Thakowsaizmu wrote:
Trailsend wrote:
Thakowsaizmu wrote:
Isn't that an excellent question? I have heard that a lot. A lot of people have told me Chinese has no grammar. I am like 'huh? Yeah, it kind of extremely does.'
Ah, maybe that's it...one of the students in my exchange program to China kept saying this, so finally I said
but you are taking a Chinese class how can you think this, and it turned out by "grammar" he meant "inflection."
Huh. So in the popular mind, inflection = grammar. Ew.
From what I understood from the people who told me this (mind you, they were not studying Chinese) is that apparently Chinese just throws words out there and somehow it all miraculously makes sense.
I think some people who do know that grammar is more than inflections - that grammar does include, for instance, word order and such - fail to understand that all languages do have grammar.
First of all, of course, and this is a generalization of the "inflection = grammar" problem, is that they fail to appreciate just how many ways grammar can exist - inflections, word order, lexical hierarchies
Re: lexical hierarchies, a good example are languages where in a clause with two nouns and one verb, it is very likely in that nouns of higher animacy are subjects, and nouns of lower animacy are objects; even in languages of that kind, though, there may be contextual cues as to when that assumption is disregarded as well even without explicit marking. Now, all of that *is* grammar, but try explaining that to someone who likes thinking that, say, Africans or Aboriginals or Asians don't have grammar - first of all, you're off on so abstract and untangible things - hierarchies of nouns! - that have very little to do with what people associate with whatever grammar they've been exposed to in school. Such hierarchies of nouns aren't exclusive to isolating languages in far-off lands, though, you can find similar things acting in how Swedish speakers determine whether the order of a sentence has been inverted for emphasis. (There, definiteness also plays a role, not just animacy. Is my intuition, at least - so don't trust my claim entirely on that either.)
People don't generally understand that congruence also can exist for other things than gender, definiteness and case either - so the Chinese classifier system, which is a reasonably complex system with congruence and a bit of other things thrown in, probably won't register as grammar to lots of people, it's just words that tend to occur with words, a bit like how you'd say "on the roof" and not than "in the roof" when talking of someone who is standing on top of your house, isn't it?

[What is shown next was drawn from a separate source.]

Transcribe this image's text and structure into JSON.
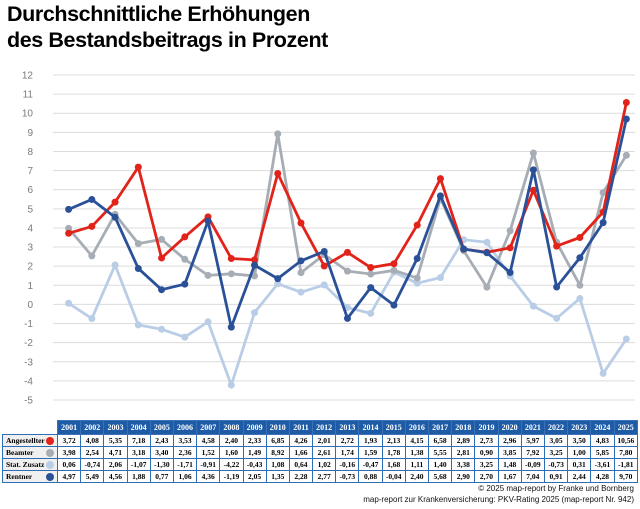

Turns out even that is grammar, of course, but since these are things people don't get wrong (and some people of course do get annoyed if you get some preposition wrong, even in cases when there's ample precedent for both prepositions being used in that construction - heck, some people will try correcting you even if you use a construction correctly because it looks close enough to a construction they know people sometimes get wrong... - and so on) that often, it's not taught as grammar the same way that, say, Latin conjugation is.
People have a very vague notion of what grammar is. But they don't really have any use for a correct notion either, so it's not like we really can do anything about it.
In a way this also has to do with the notion of how complex different languages are. The problem really is there's no meaningful metric that will give a reasonable objective reading - how do you measure the intricateness of the noun class hierarchies involved in a language, and what if there are complications like, say, some noun being considered way lower in one number than in another? How does a complex noun inflection compare to changes that pop up in words in certain positions in sentences (e.g. the semitic pausal forms), how does having an almost completely unpredictable derivation used to derive the perfect aspect form from the imperfect (e.g. Russian and some other slavic languages) compare to a rather complex ruleset for which participants in a sentence can be topicalized and which cannot. It's impossible to come up with a metric that takes all of it into context. And hence, it's bullshit to even talk of it.